GlaxoSmithKline (GSK) is a global healthcare company that is committed to helping people do more, feel better, and live longer. We focus on the research and development of innovative pharmaceutical medicines, vaccines, and consumer healthcare products. At GSK, we are dedicated to creating a healthier world by making a difference in the lives of patients and consumers.

Job Description:

We are seeking an experienced and highly motivated individual to join our team as a GMP (Good Manufacturing Practice) Audit Senior Director. In this crucial role, you will be responsible for leading and managing the Asia Pacific and South Asia GMP Audit team to ensure compliance with regulatory requirements and GSK standards.
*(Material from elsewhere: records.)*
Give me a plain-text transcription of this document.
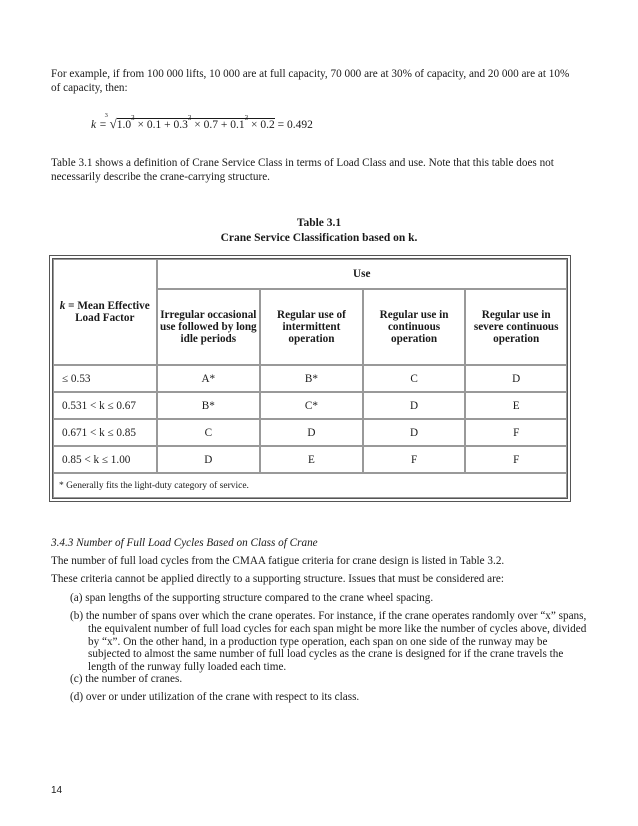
For example, if from 100 000 lifts, 10 000 are at full capacity, 70 000 are at 30% of capacity, and 20 000 are at 10% of capacity, then:
k =
3
$√1.0^3 \times 0.1 + 0.3^3 \times 0.7 + 0.1^3 \times 0.2 = 0.492$
Table 3.1 shows a definition of Crane Service Class in terms of Load Class and use. Note that this table does not necessarily describe the crane-carrying structure.
Table 3.1
Crane Service Classification based on k.
k = Mean Effective Load Factor	Use			
	Irregular occasional use followed by long idle periods	Regular use of intermittent operation	Regular use in continuous operation	Regular use in severe continuous operation
≤ 0.53	A*	B*	C	D
0.531 < k ≤ 0.67	B*	C*	D	E
0.671 < k ≤ 0.85	C	D	D	F
0.85 < k ≤ 1.00	D	E	F	F
* Generally fits the light-duty category of service.				
3.4.3 Number of Full Load Cycles Based on Class of Crane
The number of full load cycles from the CMAA fatigue criteria for crane design is listed in Table 3.2.
These criteria cannot be applied directly to a supporting structure. Issues that must be considered are:
(a) span lengths of the supporting structure compared to the crane wheel spacing.
(b) the number of spans over which the crane operates. For instance, if the crane operates randomly over “x” spans, the equivalent number of full load cycles for each span might be more like the number of cycles above, divided by “x”. On the other hand, in a production type operation, each span on one side of the runway may be subjected to almost the same number of full load cycles as the crane is designed for if the crane travels the length of the runway fully loaded each time.
(c) the number of cranes.
(d) over or under utilization of the crane with respect to its class.
14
You will play a key role in maintaining the highest standards of quality and safety across our manufacturing operations.

Key Responsibilities:

• Lead the regional APSA GMP audit program, including planning, scheduling, and executing internal and external audits.
• Develop and implement regional audit strategies and methodologies to assess compliance with GMP regulations and GSK policies of GSK Medicines and Vaccines manufacturing sites, Third Party Contractors supplying Medicines and Vaccines products, R&D GMP Contractors for GSC products, Logistics Service Providers (LSPs), and Multi-Market Warehouses and Distribution Centers.
• Accountability for the regional team’s preparation and presentation of clear, concise audit reports, highlighting findings and risks identified during audits.
• Manage the interface with senior stakeholders accountable for addressing identified audit findings and risks.
• Monitor and track the status of audit findings and drive continuous improvement for percentage of auditee CAPAs that are right first time.
• Stay current with industry trends, regulatory changes, and best practices in GMP compliance.
• Ensure team members remain current on GMP standards and auditing techniques.
• Actively support team members’ pursuit of their individual development plans.
• Drive continuous improvement of audit processes and systems.

Qualifications:

• Bachelor's degree in Pharmacy, Chemistry, Biology or Engineering
• Minimum of 10 years of experience in GMP auditing, quality assurance within the pharmaceutical or healthcare industry.
• Experience in GMP regulations (e.g., FDA, EMA) and industry standards.
• Proven track record in leading and managing audit programs and teams.
• Strong analytical and problem-solving skills.
• Excellent communication and interpersonal skills.
• Ability to work effectively in a fast-paced, dynamic environment.
• Certification in auditing (e.g., CQA, CQE) is preferred.

What We Offer:

• Competitive salary and benefits package.
• Opportunity to work with a leading global healthcare company.
• Professional development and career growth opportunities.
• Collaborative and inclusive work environment.
• Commitment to work-life balance and employee well-being.

Join GSK and make a difference in the world of healthcare. We look forward to welcoming you to our team!

GSK is an equal opportunity employer. We celebrate diversity and are committed to creating an inclusive environment for all employees.